The State University of New York College of Environmental Science and Forestry is hosting Ke, a forestry economics professor from the Beijing Forestry University, until September 2010. He arrived to campus on Sept. 10 to study and conduct research at ESF as a visiting scholar.
Ke will compare the forest-management systems in China and the United States. He hopes his research will change China’s forestry policies. Unlike the United States, the Chinese government controls and maintains all forests in the country.
‘The general social system is different in China,’ Ke said. ‘The study of forestry is still focused on the marketing system because we are developing. We are looking to reform the past and build a marketing system within the forestry system.’
Ke said he hopes to analyze U.S. forestry policies to see what works well and bring those policies back to China.
ESF and BFU are very similar in agendas and research focuses, Ke said. Yet, there are differences in the institutions themselves.
‘What impressed me most about the differences at ESF was the advanced lab equipment and the many overseas students from different countries,’ Ke said.
Ke’s research will contribute to the push to change Chinese law and allow people to use forest resources without strict government control. The proposed reform has been received well by the Chinese public because it permits them have a larger role in deciding how to use and manage the forests, Ke said.
ESF is in the early stages of creating a dual-degree program with other forestry-related institutions in China, which will allow for even more interaction between the universities, David Newman, chair of the forest resource economics department, said.
Newman, along with John Wagner, a forest resource economics professor at ESF, will be involved in Ke’s research.
To get a scholar visa, Ke had to find a faculty member to sponsor him, which Wagner agreed to do.
As his sponsor, Wagner is in charge of handling administrative paperwork, acting as Ke’s primary contact and securing adequate office space for the visiting professor.
‘We hope that he can take his experiences and what he learned as an educator here and apply that to his role as an educator in China,’ Wagner said.
To become a visiting scholar, Ke wrote a grant proposal to the Chinese government, which gave details about his research project.

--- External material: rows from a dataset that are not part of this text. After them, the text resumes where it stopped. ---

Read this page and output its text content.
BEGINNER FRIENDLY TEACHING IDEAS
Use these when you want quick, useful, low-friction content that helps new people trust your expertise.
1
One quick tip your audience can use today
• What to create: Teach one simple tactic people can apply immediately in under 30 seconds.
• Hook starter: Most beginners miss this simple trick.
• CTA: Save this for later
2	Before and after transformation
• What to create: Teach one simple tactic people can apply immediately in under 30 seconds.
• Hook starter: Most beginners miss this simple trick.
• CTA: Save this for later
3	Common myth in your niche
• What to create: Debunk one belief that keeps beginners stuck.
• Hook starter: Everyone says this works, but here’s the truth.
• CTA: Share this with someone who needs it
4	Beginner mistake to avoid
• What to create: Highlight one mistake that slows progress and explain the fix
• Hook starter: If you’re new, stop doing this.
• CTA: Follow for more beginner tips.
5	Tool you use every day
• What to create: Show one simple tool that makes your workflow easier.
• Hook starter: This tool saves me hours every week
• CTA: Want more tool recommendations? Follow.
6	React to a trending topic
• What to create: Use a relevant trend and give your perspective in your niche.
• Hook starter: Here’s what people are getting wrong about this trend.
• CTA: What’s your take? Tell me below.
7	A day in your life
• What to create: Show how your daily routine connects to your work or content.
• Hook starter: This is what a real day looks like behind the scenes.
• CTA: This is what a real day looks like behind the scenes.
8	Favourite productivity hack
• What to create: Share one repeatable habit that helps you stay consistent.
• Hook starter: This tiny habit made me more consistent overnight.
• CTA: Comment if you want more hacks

Once the China Scholarship Council awarded the grant, Ke contacted ESF and asked if they would be the institution to sponsor him.
Wagner said the ESF community wants to learn from Ke and study how China’s forest development rights change over time.
‘What we’re trying to do is get those formal descriptions down on paper so we can say, ‘Okay, given that understanding, what are the implications in terms of natural resource management?” he said.
In addition to his research project, Ke is enrolled in two classes. Ke will give at least one seminar about his research project to the ESF community later in the academic year. He also hopes to publish the findings of his research, Wagner said.
Ke’s visit is not the first interaction between ESF and BFU. A professor from the university was a visiting scholar in the environmental studies department in 2007.
Newman has participated in seminars at BFU, and he has plans to give a series of lectures there with Wagner on U.S. forest policy.
‘It’s mutually beneficial,’ he said. ‘Dr. Shuifa gets to learn from us, and we get to interact with him and learn from him as well.’